To meet this requirement, the AT32 CAN controller provides 28 hardware filter groups for the application (28 filter groups for the AT32F435 series, 027; but only 14 filter groups for the AT32F403A and other series, 013. Please refer to the RM of the corresponding model for details) in order to receive only those messages that are required by the software. After the user configures the required IDs, the whole filtering process does not require software participation and does not occupy CPU resources.
Bit width of filters
Each filter group consists of 2 32bit registers, CAN_FiFB1 and CAN_FiFB2. By configuring the FBWSELx bits of the CAN_FBWCFG register, two 16-bit wide or one 32-bit wide filters can be set.
The 32-bit wide filter register CAN_FiFBx includes: a set of SID [10:0], EID [17:0], IDT and RTR bits.
The 16-bit wide filter register CAN_FiFBx includes: two sets of SID[10:0], IDT, RTR and EID[17:15] bits.
Filter Mode
By setting the FMSELx bits of the CAN_FMCFG register you can set the filter register to operate in either the Identifier Mask mode or the Identifier List mode. The Mask mode is used to specify which bits of the ID need to be the same as the preset ID and which bits do not need to be compared, and the List mode indicates that each bit of the ID must match the preset ID.
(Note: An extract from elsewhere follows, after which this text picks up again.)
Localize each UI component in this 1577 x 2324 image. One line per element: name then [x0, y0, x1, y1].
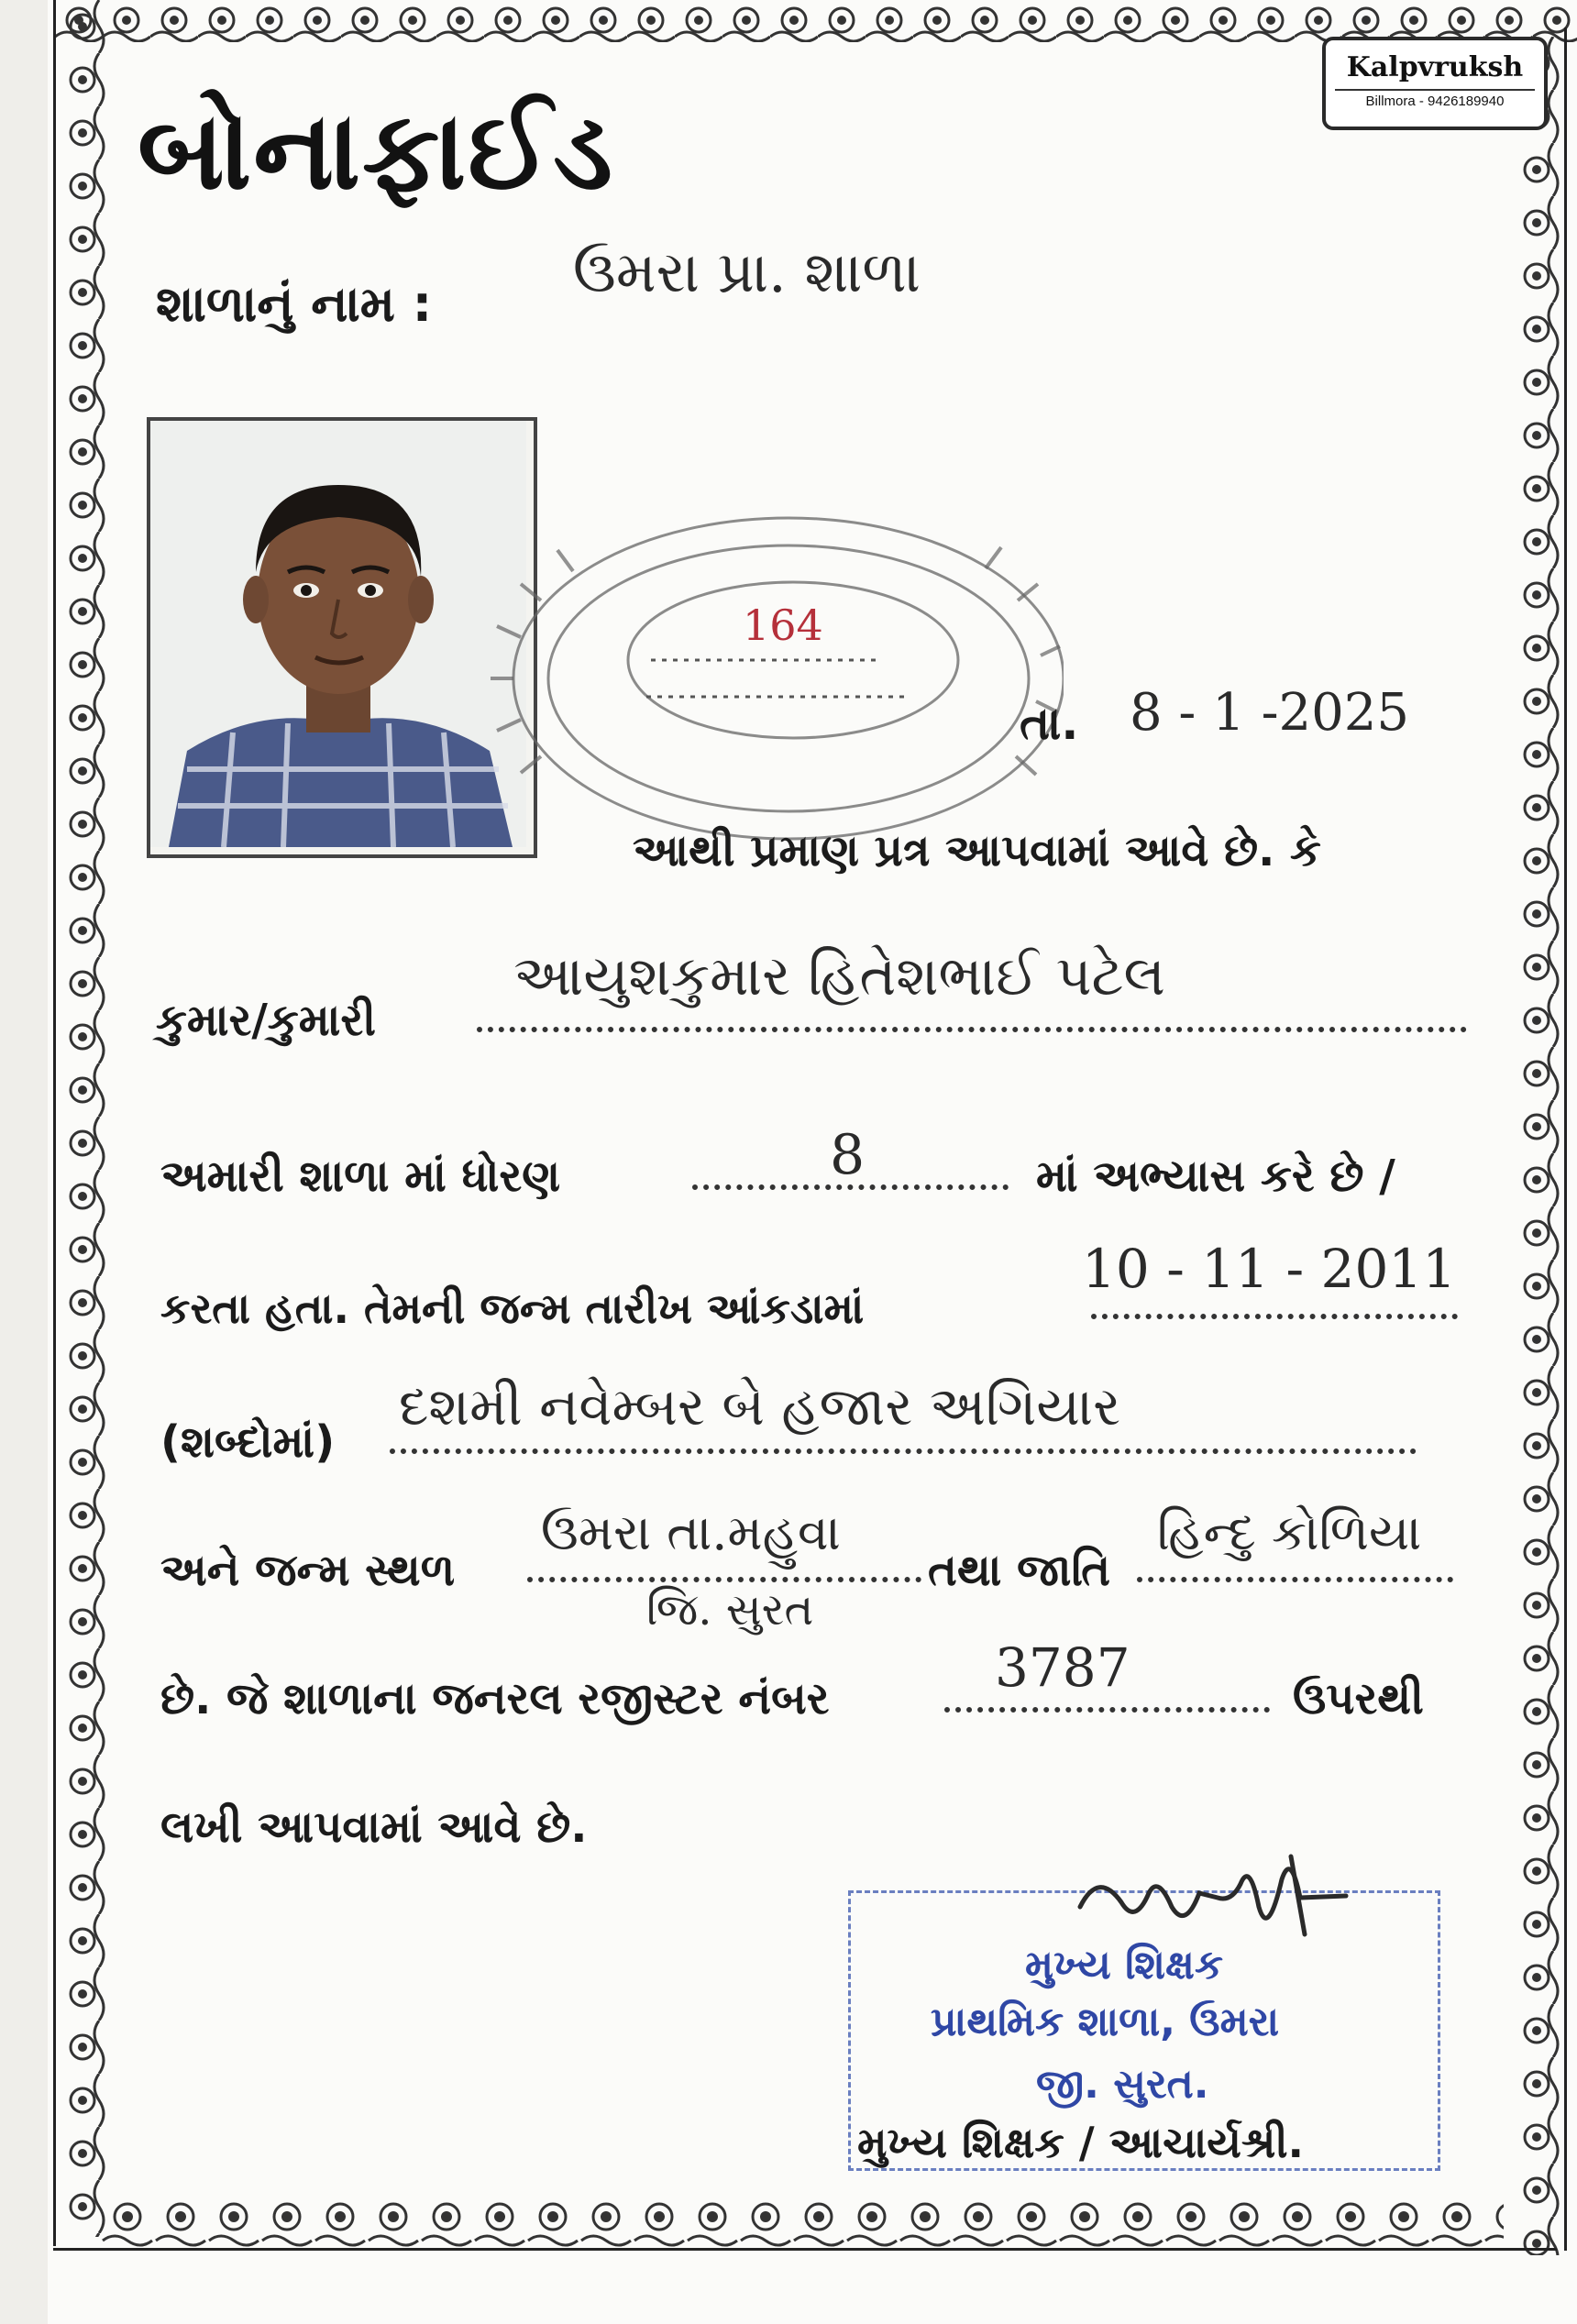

Both modes are used in conjunction with the filter bit width to allow for the following four types of filtering.
Figure 12 32-bit wide identifier mask mode
Figure 13 32-bit wide identifier list mode
Figure 14 16-bit wide identifier mask mode
Figure 15 16-bit wide identifier list mode
More CAN filter descriptions, such as CAN filter matching number, priority rules, etc. can be found in the RM file message filtering section, and will not be detailed here. The filter configuration process is described in the case study – CAN Receive Filter Usage.